How do you build the model? This is the hardest part. I have not written a book, and I don’t know all the acronyms for property investing (matter of fact, I have not even read many of the books), but I always find it amusing when people want to meet with me to learn why I have been successful and spend nearly all our time together telling me what they know (from all the books they have read). Fact is, most of the people who have had success, build the model themselves one block at a time. My advice, start small, find investments that you can afford to lose on. Most real estate investments take time to mature, don’t think you will make your fortune on that perfect investment. Real estate wealth is exponential, starts small, but grows fast as you leverage and grow.


What should your model include? In the beginning, investors should stick to the basics. If you are buying a rental property, understand the location, market, income and costs. Once you think you have those numbers, then reduce the income and increase the cost in your model.
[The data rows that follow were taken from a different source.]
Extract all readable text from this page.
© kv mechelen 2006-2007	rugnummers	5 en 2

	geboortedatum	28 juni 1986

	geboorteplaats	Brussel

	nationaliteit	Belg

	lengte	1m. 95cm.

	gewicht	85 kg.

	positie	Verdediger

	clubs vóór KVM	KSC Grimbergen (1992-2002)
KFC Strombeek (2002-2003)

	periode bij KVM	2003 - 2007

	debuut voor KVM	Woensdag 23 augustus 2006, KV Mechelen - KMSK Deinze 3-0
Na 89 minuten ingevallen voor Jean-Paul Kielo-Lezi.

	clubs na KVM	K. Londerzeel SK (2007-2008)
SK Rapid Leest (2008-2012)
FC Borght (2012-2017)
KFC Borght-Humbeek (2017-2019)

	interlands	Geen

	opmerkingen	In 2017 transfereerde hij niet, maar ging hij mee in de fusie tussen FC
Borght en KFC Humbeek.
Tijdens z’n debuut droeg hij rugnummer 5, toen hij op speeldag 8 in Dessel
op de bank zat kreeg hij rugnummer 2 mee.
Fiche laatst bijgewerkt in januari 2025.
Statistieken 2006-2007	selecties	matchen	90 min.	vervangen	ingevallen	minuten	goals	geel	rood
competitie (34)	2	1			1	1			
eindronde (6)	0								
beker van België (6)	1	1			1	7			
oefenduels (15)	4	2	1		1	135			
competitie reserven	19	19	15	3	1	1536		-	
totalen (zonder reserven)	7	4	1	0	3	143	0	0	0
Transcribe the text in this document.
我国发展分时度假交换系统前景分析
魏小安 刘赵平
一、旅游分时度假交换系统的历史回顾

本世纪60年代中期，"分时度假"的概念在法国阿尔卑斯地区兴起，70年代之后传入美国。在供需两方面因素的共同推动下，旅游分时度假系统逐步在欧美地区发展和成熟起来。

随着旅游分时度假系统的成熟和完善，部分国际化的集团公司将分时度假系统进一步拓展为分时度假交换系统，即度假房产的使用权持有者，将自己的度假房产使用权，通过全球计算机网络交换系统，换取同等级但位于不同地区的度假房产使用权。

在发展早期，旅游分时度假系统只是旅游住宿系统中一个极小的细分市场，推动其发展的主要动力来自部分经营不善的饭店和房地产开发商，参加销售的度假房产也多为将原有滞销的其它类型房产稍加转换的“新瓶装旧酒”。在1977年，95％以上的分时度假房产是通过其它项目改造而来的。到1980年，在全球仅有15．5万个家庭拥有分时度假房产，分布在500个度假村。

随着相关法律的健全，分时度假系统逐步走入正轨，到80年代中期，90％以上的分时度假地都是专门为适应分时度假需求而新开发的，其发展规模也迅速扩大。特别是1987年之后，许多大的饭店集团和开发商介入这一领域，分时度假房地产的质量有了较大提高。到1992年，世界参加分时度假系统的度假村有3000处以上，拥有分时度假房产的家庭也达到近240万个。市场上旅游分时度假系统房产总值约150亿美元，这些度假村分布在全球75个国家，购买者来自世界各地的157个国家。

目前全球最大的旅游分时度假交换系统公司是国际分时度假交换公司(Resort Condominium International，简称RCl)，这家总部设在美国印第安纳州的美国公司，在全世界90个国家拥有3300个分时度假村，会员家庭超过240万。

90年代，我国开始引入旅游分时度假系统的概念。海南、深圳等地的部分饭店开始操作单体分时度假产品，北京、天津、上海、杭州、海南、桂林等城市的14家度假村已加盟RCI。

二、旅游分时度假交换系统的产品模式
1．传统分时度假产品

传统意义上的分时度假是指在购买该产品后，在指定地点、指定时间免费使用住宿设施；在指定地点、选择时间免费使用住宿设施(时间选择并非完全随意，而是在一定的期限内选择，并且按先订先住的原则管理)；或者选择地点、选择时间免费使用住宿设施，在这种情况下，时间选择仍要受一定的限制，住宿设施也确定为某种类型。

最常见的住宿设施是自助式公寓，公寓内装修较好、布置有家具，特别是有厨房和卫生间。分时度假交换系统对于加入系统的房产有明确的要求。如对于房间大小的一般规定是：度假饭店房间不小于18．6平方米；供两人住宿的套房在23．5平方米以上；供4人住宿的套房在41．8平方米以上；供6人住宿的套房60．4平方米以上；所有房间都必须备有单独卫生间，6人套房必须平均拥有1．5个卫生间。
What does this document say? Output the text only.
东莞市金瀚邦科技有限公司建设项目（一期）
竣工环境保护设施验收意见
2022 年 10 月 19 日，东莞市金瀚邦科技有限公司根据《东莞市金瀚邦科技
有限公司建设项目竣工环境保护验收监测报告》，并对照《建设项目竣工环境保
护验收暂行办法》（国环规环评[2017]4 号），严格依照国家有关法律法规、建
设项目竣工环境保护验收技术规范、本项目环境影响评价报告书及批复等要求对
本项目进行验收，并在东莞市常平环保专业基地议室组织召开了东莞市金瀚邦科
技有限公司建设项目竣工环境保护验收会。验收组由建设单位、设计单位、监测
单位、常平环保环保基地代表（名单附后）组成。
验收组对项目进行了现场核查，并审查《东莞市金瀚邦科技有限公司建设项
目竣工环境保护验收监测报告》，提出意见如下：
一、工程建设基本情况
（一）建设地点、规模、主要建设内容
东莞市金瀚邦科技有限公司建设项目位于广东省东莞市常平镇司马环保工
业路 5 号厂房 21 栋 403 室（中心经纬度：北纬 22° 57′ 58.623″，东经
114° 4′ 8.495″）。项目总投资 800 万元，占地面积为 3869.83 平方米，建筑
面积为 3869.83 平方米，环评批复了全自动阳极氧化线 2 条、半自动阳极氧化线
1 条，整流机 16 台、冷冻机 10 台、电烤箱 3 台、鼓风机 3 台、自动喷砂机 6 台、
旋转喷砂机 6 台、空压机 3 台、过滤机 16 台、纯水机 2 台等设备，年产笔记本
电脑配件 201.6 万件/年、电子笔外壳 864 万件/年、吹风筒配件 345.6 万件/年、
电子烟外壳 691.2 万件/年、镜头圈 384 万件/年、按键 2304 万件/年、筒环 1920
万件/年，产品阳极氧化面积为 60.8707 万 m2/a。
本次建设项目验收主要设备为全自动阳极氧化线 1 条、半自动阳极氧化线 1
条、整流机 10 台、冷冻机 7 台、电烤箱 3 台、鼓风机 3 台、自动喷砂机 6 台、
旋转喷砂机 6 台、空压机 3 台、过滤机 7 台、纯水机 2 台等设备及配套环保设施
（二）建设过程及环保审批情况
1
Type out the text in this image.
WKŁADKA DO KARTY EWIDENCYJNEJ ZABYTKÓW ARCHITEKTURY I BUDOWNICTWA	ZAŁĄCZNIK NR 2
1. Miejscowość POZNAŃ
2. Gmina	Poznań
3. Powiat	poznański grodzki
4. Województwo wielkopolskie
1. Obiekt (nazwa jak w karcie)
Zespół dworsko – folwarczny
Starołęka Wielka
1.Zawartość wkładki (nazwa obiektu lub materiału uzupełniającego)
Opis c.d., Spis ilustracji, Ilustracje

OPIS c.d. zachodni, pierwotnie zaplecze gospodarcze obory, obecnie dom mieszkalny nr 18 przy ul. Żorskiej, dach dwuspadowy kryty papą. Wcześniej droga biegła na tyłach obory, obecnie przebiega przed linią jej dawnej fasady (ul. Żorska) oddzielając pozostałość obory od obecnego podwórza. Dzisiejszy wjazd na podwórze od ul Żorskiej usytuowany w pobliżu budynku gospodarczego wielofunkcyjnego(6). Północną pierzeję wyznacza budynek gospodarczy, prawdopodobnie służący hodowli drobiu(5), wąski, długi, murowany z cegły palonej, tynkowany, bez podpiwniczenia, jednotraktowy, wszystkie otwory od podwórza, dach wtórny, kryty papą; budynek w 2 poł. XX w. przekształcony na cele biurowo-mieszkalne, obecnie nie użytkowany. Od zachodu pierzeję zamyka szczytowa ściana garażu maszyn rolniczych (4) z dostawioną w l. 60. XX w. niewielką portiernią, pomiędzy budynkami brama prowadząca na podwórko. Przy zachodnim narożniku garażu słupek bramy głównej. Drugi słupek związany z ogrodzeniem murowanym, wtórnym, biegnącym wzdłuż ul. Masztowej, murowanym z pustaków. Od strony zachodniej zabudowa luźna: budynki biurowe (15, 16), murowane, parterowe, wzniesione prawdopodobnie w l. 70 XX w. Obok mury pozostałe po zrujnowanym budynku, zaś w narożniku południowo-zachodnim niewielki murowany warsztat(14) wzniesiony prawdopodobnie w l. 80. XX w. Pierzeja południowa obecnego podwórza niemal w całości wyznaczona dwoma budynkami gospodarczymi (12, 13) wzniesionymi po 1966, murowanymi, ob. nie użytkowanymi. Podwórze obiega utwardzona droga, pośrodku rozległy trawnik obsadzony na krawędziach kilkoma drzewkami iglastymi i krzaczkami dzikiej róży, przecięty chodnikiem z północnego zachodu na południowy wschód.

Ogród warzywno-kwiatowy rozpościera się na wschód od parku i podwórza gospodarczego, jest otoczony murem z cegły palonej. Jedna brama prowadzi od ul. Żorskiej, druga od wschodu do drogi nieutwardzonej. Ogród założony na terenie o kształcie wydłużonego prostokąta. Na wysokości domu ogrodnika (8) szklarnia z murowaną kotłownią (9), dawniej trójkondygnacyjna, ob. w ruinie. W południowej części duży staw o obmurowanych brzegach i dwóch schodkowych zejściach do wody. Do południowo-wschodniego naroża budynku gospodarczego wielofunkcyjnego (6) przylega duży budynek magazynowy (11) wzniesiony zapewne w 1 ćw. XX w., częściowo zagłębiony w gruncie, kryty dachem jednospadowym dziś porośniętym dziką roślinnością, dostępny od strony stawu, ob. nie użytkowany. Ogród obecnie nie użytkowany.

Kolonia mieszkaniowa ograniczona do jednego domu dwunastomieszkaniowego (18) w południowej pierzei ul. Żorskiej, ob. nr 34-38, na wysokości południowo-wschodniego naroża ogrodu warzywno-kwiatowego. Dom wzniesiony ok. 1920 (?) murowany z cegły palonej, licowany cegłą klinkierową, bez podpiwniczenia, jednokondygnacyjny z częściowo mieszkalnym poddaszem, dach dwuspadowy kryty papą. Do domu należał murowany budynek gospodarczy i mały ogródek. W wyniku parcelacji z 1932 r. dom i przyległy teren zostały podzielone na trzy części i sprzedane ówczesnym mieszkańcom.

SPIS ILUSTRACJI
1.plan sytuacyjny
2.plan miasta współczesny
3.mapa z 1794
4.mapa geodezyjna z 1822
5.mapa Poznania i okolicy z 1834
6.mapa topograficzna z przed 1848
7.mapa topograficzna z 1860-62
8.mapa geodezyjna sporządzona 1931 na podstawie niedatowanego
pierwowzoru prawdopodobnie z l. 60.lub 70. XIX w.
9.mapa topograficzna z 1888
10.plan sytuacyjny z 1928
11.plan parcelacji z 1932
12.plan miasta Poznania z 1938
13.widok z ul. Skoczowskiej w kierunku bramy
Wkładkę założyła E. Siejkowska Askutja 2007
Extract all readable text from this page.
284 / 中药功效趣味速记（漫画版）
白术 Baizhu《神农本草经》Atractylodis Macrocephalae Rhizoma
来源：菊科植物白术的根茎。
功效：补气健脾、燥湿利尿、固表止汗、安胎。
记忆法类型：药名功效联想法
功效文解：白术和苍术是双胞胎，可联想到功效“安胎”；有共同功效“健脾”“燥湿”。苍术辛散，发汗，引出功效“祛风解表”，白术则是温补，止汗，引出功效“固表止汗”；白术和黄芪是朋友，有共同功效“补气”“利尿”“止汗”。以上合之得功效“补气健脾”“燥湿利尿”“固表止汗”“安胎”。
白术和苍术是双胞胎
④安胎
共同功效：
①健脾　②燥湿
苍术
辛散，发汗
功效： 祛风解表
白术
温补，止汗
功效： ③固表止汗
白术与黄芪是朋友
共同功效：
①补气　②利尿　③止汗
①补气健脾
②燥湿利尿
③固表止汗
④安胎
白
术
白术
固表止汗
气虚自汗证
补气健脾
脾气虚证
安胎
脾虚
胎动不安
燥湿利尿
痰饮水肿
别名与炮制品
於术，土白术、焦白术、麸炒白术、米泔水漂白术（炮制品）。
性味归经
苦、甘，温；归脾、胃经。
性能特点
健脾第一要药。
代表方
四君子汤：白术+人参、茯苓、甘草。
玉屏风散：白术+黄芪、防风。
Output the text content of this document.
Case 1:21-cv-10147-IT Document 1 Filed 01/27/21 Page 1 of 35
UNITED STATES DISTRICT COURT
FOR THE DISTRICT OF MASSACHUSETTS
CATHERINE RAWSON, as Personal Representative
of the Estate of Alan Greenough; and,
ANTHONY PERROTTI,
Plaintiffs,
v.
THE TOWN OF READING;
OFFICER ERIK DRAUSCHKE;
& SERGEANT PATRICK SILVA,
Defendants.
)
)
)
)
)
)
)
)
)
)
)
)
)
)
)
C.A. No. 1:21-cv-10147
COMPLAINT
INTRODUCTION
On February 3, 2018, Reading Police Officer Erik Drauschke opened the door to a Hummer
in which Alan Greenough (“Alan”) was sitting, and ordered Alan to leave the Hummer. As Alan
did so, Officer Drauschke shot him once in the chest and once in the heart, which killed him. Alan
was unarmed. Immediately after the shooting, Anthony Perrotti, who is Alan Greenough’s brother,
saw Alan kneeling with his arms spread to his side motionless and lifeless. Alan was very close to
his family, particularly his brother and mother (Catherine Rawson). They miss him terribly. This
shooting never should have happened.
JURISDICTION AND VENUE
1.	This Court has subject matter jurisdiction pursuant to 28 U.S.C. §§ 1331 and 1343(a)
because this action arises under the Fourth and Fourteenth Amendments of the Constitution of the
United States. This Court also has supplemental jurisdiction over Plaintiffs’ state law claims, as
If the investment still works, then you should be okay. Ask yourself one question, why would someone be selling a homerun?


Couple important things to consider. One, I always tell investors to own enough units to ensure each month you do not have to come out of pocket to cover costs. Nothing is worse than working your day job to pay for your investments. Also, if you are running out of cash, you will make bad short-sided decisions and could jeopardize your portfolio. Second, seriously consider not managing your own properties. Property management is not easy. Tenant management, controlling maintenance costs and keeping up with the market can not only drain you of energy but could cost you all your margin. There is a difference between good and bad property management, find a good one!


Finally, this is possible! My total investment into my portfolio was less than 5% of the value it created. That means a $25,000 investment could deliver you well over $500,000 increased net worth if you play it right. Put down the book and go find a small investment and dive in, you will have more fun than you can imagine.